Abstract 16900: Global Proteomics and Pathway Analysis of Pressure-Overload Induced Heart Failure And Its Attenuation by Mitochondrial Targeted Peptides
Background: Mitochondrial dysfunction has been implicated in pressure-overload induced heart failure.
Methods and Results: We applied an improved label-free shotgun proteomics approach to evaluate the global proteomics changes in transverse aortic constriction (TAC) induced heart failure. We investigated the modifying effect of mitochondrial-targeted peptides, SS31, SS20 and SS48 on the protection of cardiac function and proteomic remodeling and signaling pathways, the latter studied using Ingenuity Pathway Analysis (IPA). We found 538 proteins significantly changed after TAC, which mapped to 93 signaling pathways. The top pathways included mitochondrial oxidative phosphorylation, citrate cycle, branched chain amino acid degradation, actin cytoskeleton/Rho /integrin signaling, coenzyme A and fatty acid metabolism. Concomitant treatment with SS31 ameliorated the congestive heart failure phenotypes and mitochondrial damage induced by TAC, in parallel with global attenuation of mitochondrial proteome changes, with an average of 84% protection of mitochondrial and 69% of non-mitochondrial protein changes. This included significant amelioration of 55 signaling pathways. There was little evidence of SS31 induced proteomic changes other than attenuation of TAC. SS48 peptide had little protective effect and SS20 had intermediate effects on heart failure and this tracked closely with the magnitude of attenuation of global proteomics changes.
Conclusion: This study elucidates the signaling pathways significantly changed in pressure-overload induced heart failure.
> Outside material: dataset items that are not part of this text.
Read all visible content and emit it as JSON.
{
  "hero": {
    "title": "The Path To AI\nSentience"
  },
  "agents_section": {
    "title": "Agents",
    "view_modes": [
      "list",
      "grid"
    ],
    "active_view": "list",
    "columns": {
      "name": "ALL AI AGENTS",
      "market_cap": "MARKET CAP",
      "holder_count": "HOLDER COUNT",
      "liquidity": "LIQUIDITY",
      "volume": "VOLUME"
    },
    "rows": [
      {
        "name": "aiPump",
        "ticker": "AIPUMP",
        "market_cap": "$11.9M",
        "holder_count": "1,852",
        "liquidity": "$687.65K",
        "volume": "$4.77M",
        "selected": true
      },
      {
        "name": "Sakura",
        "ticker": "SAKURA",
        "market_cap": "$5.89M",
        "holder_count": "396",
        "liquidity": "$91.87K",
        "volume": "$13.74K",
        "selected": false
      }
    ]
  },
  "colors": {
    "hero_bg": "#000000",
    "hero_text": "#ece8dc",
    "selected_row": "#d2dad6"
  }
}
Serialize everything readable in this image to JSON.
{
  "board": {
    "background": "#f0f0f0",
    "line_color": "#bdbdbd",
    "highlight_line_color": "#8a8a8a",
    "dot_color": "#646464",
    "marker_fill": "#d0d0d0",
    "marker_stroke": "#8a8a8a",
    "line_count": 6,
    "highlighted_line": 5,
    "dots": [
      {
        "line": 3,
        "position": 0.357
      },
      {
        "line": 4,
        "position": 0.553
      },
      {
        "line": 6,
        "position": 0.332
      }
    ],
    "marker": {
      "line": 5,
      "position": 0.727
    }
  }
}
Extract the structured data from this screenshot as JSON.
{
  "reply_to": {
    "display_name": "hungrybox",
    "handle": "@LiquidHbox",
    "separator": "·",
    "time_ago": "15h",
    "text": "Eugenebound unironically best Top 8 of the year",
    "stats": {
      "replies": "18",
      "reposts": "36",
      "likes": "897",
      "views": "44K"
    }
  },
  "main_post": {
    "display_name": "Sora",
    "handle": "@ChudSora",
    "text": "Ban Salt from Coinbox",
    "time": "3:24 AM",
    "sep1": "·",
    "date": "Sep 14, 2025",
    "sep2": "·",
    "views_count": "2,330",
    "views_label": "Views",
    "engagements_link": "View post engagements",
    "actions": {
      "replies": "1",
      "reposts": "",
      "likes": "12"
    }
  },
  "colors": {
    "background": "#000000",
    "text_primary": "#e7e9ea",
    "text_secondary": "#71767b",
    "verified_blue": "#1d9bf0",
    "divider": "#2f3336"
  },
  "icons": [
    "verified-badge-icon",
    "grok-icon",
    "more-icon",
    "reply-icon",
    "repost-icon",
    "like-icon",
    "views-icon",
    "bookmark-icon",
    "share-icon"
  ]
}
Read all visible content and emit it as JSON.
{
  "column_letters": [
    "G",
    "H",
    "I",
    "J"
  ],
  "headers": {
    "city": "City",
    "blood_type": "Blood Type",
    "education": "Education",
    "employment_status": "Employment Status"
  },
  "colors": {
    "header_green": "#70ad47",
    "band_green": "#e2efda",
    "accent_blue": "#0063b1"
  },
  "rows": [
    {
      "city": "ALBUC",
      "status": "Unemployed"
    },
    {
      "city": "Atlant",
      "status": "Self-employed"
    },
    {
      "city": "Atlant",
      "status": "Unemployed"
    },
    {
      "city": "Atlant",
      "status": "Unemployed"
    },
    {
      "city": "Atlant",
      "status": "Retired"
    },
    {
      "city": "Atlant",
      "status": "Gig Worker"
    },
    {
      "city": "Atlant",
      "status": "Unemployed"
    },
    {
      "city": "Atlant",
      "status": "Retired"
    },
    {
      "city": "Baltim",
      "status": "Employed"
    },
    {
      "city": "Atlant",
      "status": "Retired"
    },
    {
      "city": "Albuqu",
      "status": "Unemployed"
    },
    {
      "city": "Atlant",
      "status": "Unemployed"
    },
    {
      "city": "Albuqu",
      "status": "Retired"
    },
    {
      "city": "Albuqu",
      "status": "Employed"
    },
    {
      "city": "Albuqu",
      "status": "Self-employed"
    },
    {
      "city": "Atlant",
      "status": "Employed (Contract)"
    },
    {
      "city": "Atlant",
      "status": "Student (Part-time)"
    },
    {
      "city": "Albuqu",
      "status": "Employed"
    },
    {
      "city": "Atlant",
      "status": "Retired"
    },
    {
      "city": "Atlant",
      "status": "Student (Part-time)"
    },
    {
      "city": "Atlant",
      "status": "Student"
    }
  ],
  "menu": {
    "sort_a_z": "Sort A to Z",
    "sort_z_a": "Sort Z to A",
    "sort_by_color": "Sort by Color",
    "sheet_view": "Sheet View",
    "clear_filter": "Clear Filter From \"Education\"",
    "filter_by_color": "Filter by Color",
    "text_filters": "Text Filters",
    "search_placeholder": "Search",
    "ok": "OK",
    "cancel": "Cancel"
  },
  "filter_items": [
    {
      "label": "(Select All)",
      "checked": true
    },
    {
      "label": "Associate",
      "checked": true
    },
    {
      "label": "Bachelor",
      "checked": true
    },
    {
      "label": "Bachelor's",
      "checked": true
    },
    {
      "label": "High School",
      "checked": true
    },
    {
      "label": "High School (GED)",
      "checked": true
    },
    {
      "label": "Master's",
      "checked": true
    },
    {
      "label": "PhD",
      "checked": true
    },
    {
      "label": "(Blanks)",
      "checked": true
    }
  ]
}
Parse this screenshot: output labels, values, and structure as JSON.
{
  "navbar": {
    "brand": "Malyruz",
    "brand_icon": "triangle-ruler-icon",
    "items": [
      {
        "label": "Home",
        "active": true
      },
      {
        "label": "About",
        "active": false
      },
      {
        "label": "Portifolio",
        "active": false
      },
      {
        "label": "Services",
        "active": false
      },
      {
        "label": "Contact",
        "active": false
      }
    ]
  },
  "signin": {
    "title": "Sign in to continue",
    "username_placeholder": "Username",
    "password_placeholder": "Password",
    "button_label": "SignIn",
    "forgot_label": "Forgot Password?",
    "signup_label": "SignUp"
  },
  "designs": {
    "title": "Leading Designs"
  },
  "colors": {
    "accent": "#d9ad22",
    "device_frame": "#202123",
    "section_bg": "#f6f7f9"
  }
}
The global attenuation of TAC-induced proteomic alterations by the mitochondrial targeted peptide suggests that perturbed mitochondrial function is an upstream signal to many of pathway alterations in TAC and supports the potential clinical application of mitochondrial-targeted peptide drugs for the treatment heart failure.
- © 2012 by American Heart Association, Inc.